The GoAERO Prize, a global competition, is inviting entrepreneurs, engineers, students, and businesses to create innovative aerial solutions for emergency response. This groundbreaking initiative emphasizes the development of technologies capable of rescuing people, delivering first responders, supplying emergency needs, and supporting humanitarian efforts in crises.

The Vision of GoAERO

As the CEO of GoAERO, Gwen Lighter has highlighted the critical role these technologies can play in assisting emergency responders who risk their lives across various crisis scenarios. This competition, endorsed by aerospace leaders like Boeing and NASA, is not just a contest but a platform for participants to gain access to mentorship, technical expertise, and resources. Through this, GoAERO aims to foster the development of life-saving aerial technologies and ensure their safe future deployment.

The GoAERO Prize: A Three-Stage Competition

The competition comprises three rigorous stages. It begins with a digital submission of technical papers, followed by a building phase for concept validation. The third and final stage, the Final Fly-Off, requires participants to complete real-world emergency missions with their developed flyers. With over $2 million in total prizes, the competition promises a top award of $750,000, along with other prestigious awards like the $100,000 Disruptor Award and Autonomy Award.

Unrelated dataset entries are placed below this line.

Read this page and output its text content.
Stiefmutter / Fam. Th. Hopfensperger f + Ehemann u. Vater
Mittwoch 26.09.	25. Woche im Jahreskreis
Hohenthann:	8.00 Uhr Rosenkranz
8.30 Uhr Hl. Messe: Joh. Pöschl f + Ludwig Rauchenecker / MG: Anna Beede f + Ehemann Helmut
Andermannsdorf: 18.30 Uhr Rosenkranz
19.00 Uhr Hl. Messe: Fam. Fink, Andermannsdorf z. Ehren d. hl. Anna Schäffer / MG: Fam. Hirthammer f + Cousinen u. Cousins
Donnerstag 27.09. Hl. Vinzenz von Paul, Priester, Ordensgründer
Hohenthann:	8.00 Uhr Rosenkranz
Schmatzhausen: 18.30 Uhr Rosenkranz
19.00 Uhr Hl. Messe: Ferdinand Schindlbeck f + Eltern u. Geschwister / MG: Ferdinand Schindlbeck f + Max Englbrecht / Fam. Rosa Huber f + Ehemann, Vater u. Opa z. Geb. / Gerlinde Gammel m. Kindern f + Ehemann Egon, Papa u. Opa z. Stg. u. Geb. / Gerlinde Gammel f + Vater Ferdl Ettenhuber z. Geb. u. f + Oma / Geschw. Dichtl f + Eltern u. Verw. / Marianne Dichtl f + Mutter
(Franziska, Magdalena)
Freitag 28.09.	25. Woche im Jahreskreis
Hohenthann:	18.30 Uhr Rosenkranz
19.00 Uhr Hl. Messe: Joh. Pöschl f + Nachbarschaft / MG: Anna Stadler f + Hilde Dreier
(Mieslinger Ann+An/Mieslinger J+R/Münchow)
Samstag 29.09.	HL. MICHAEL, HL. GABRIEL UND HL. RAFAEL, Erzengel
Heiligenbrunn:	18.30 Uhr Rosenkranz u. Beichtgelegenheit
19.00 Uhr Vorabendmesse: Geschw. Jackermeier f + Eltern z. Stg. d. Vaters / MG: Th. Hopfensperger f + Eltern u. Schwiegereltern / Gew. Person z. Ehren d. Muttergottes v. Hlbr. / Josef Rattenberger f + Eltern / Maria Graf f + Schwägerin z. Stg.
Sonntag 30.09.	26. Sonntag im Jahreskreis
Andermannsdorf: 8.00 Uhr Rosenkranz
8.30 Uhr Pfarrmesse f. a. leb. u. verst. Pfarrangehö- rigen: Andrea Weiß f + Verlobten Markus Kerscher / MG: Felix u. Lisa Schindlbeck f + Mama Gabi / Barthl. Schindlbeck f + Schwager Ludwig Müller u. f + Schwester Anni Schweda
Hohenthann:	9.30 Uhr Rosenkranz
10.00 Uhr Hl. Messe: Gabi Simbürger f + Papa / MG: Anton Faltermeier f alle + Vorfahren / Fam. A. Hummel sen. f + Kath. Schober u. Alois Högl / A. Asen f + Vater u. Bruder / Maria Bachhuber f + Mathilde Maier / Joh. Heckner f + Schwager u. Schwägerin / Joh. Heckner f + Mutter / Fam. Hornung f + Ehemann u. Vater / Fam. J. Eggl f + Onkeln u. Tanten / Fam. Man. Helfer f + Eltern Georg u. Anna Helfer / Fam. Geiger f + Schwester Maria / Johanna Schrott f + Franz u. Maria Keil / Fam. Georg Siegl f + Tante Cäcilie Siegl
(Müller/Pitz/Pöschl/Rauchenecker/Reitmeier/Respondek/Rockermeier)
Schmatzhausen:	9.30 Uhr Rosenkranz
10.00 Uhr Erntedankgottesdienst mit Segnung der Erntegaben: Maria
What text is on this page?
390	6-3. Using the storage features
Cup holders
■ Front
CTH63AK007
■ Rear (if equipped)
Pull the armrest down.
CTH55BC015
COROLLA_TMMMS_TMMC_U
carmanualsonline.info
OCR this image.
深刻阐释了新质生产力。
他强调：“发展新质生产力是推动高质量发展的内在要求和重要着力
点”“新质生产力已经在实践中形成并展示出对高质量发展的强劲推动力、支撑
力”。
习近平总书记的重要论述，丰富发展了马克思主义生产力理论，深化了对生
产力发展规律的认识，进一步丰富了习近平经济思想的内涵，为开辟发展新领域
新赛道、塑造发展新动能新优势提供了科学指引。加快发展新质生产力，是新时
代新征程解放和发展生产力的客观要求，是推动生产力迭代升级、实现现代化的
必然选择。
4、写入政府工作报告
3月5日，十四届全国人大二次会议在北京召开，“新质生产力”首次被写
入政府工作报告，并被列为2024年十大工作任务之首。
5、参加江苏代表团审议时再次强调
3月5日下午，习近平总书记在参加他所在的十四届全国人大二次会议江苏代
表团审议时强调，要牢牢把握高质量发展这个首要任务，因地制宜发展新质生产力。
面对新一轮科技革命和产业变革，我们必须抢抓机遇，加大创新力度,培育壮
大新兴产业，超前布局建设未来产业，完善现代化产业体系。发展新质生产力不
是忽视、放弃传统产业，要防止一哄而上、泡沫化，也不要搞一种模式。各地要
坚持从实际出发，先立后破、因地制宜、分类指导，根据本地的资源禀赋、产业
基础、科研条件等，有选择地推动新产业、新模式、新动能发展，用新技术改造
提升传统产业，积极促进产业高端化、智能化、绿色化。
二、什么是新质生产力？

Global Aerial Solutions: A Step Towards a Safer Future

The GoAERO Prize spans across a three-year period and seeks to attract teams interested in contributing to a safer and more responsive future in the face of disasters and emergencies. This initiative aligns with recent global developments in aerial solutions for emergencies. For instance, Canadian air ambulance provider STARS recently completed its first-ever helicopter neonatal transport. Meanwhile, Bulgaria received its first helicopter from the newly established helicopter emergency medical services (HEMS) system, and Australian aerospace firm AMSL Aero received an order for 10 of its Vertiia hydrogen electric vertical takeoff and landing (VTOL) aircraft. These advancements, coupled with new strides in helipad design and avionics upgrades, underscore the increasing importance of innovative aerial solutions in emergency response.